Kanun yolu süresi ile ilgili bir kısım açıklamalar sonrasında biraz da sürelerin niteliği ve kanun yolu ile ilgili sürelere ilişkin Anayasa Mahkemesinin bakışından söz etmekte fayda bulunmaktadır.
Öncelikle, kanun yoluna başvurma hakkının belli bir süre koşuluna bağlanması, yargılamaların sürüncemede kalmasının engellenmesi, uyuşmazlıkların mümkün olan en kısa süre içinde nihai çözüme kavuşturulması ve hukuk aleminde etki ve sonuçlarını doğurması beklenen kesin hükmün bir an önce temini şeklindeki hukuki güvenlik ve istikrarın sağlanması gibi önemli ve meşru bir amaca hizmet eder
Anayasa Mahkemesi kararlarında sıkça yer aldığı üzere adil yargılanma hakkının en temel unsurlarından biri olan mahkemeye erişim hakkı, bir uyuşmazlığı mahkeme önüne taşıyabilmek ve uyuşmazlığın etkili bir şekilde karara bağlanmasını isteyebilmek anlamına gelmektedir. Kişinin mahkemeye başvurmasını engelleyen veya mahkeme kararını anlamsız hale getiren, bir başka ifadeyle mahkeme kararını önemli ölçüde etkisizleştiren sınırlamalar mahkemeye erişim hakkını ihlal edebilir (B. No: 2012/791, 7/11/2013). Mahkemeye erişim hakkı, kural olarak mutlak bir hak olmayıp, sınırlandırılabilen bir haktır. Bununla birlikte getirilecek sınırlandırmaların, hakkın özünü zedeleyecek şekilde kısıtlamaması, meşru bir amaç izlemesi, açık ve ölçülü olması ve başvurucu üzerinde ağır bir yük oluşturmaması gerekir (B. No: 2013/1613, 2/10/2013, § 38). Mahkemeye etkili erişim hakkı, mahkemeye başvuru konusunda tutarlı bir sistemin var olmasını ve dava açmak isteyen kişilerin mahkemeye ulaşmada açık, pratik ve etkili fırsatlara sahip olmasını gerektirmektedir. Özellikle hukuki belirsizlikler ya da uygulamadaki belirsizlikler kişilerin mahkemeye erişim hakkını ihlâl edebilmektedir (AİHM, Geffre/Fransa, B. No: 51307/99, 23/1/2003). Bu nedenle, mahkemeler usul kurallarını uygularken bir yandan âdil yargılanma hakkını ihlâl edebilecek aşırı şekilcilikten, diğer yandan da yasalar tarafından düzenlenen usul kurallarının ortadan kaldırılması sonucunu doğurabilecek aşırı gevşeklikten kaçınmalıdırlar (Bkz. Eşim/Türkiye, B.No:59601/09, 17/9/2013).

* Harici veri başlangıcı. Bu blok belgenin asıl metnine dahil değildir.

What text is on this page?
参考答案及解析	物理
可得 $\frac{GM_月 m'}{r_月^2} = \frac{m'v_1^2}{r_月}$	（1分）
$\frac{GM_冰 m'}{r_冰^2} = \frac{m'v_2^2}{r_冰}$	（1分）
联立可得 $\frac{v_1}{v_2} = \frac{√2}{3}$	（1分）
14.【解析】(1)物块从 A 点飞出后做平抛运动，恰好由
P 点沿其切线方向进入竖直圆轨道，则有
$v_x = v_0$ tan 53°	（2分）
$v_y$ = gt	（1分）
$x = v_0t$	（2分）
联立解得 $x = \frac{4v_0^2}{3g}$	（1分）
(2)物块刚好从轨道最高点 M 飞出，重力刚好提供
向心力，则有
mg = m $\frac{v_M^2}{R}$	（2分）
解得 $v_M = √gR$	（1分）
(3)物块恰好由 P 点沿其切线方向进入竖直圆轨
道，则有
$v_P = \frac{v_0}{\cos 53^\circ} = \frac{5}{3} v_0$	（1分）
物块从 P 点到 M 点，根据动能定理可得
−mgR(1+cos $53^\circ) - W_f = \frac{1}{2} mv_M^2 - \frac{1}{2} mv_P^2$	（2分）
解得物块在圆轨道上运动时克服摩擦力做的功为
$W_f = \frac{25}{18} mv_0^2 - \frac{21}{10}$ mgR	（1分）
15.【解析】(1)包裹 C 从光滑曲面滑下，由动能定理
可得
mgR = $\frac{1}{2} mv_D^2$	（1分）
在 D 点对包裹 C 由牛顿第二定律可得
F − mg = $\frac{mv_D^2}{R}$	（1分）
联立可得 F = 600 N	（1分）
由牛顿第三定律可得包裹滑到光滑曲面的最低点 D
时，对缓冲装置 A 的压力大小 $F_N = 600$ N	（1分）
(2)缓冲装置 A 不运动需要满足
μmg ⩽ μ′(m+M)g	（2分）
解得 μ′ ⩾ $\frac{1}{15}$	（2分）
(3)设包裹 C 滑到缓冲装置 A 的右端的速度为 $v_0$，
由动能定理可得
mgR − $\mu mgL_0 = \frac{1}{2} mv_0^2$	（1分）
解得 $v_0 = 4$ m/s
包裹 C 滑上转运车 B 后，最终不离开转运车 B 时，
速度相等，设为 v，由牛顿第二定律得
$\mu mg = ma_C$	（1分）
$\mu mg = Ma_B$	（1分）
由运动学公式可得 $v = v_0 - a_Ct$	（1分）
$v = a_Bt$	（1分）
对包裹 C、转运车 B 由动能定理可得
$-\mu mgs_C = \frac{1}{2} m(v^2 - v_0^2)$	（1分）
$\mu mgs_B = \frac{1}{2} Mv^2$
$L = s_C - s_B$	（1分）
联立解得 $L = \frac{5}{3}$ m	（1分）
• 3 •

Mahkemeye erişim hakkı adil yargılanma hakkının en temel unsurlarından biridir. Mahkemeye ulaşmayı aşırı derecede zorlaştıran ya da imkânsız hale getiren uygulamalar mahkemeye erişim hakkını ihlal edebilir. Bununla birlikte dava açma ya da kanun yollarına başvuru için belli sürelerin öngörülmesi, bu süreler dava açmayı imkânsız kılacak ölçüde kısa olmadıkça hukuki belirlilik ilkesinin bir gereğidir ve mahkemeye erişim hakkına aykırılık oluşturmaz. Ne var ki, öngörülen süre koşullarının açıkça hukuka aykırı olarak yanlış uygulanması ya da yanlış hesaplanması nedeniyle kişiler dava açma ya da kanun yollarına başvuru hakkını kullanamamışsa mahkemeye erişim hakkının ihlal edildiğini kabul etmek gerekir. (B. No: 2013/1718, 2/10/2013) (Benzer yöndeki AİHM kararı için bkz. Osu/İtalya, 36534/97, 11/7/2002, § 36-40).
Mahkemelerin usul kurallarını uygularken bir yandan davanın hakkaniyetine halel getirecek kadar katı şekilcilikten, öte yandan, kanunla öngörülmüş olan usul şartlarının ortadan kalkmasına neden olacak kadar aşırı bir esneklikten kaçınmaları gereklidir (benzer yöndeki AİHM kararı için bkz. Walchli/ Fransa, B. No. 35787/03, § 29).
Anayasa Mahkemesi, Cemile Akyıldız Başvurusuna ilişkin verdiği 22.9.2016 tarihli ve 2014/1382 sayılı kararında da, dava açma sürelerini düzenleyen son derece karışık ve dağınık olan mevzuatın aşırı şekilci (katı) yorumunun mahkemeye erişim hakkını ihlal edebileceğini, özellikle başvuru mercii ve süresi doğru gösterilmeyen işlemlerle ilgili davalarda mahkemelerin usul kurallarını yorumlarken mahkemeye erişim hakkını zedeleyecek şekilde katı yorumdan kaçınmalarının gerektiğini belirtmiştir.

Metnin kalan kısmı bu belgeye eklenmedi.